Ternary boron carbon nitrides hollow nanotubes with tunable p-n homojunction for photo-assisted uranium extraction: A combined batch, EXAFS and DFT calculations

Light-driven catalysis-assisted uranium extraction from seawater opens up a promising avenue to enhance the extraction capacity, kinetics, and selectivity for uranium removal. Herein, we report novel ternary boron carbon nitride hollow nanotubes (BCN-HNTs) with tunable p-n homojunction as metal-free photocatalyst for efficient uranium extraction. Relying on the density functional theory calculations, in conjunction with other spectral analyses, we distinguish the six-membered carbon rings introduced in h-BN to form a tunable p-n homojunction.
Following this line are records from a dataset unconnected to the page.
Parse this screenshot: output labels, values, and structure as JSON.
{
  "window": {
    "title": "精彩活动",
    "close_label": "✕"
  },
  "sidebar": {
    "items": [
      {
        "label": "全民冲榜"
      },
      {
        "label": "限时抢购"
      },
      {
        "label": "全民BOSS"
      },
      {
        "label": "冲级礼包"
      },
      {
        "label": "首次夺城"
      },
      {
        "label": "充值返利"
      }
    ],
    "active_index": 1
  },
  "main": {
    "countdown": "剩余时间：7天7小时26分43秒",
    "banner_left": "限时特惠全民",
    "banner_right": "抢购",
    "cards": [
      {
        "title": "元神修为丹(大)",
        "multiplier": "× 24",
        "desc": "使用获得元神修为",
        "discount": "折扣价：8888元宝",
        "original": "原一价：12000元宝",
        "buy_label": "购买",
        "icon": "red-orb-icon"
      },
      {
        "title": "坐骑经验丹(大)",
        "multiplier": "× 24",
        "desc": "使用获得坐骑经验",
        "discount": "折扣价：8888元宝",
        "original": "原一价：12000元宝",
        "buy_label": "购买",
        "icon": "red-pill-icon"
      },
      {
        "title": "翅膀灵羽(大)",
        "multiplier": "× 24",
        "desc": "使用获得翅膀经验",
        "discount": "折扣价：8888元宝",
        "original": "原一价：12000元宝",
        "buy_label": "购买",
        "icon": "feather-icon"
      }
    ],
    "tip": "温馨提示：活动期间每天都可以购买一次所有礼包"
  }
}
Accordingly, the BCN-HNTs exhibit a remarkable U(VI) removal rate of ＞95% under a wide range of uranium concentrations. By virtue of the X-ray absorption spectroscopy technique, we identify the conversion of 3Oax-U-4Oeq moieties into the 2Oax-U-3Oeq moieties during the transition from dark to light conditions, further verifying the reduction of high-valent uranium. In addition, we find that the introduction of carbon into h-BN lattice enhances the adsorption energy for uranium species, thereby improving the extraction capacity of uranium. [Display omitted] •Ternary BCN-HNTs with tunable p-n homojunction as metal-free photocatalyst for uranium extraction.•BCN-HNTs exhibit a remarkable U(VI) removal rate of 97.2% in 8 ppm uranium-spiked seawater.•Six-membered carbon rings introduced in h-BN exit to form a tunable p-n homojunction.•XAFS identify the conversion of 3Os-U-4Ol into the 2Os-U-3Ol moieties during the transition from dark to light conditions.•The introduction of carbon rings enhances the adsorption energy for uranium species.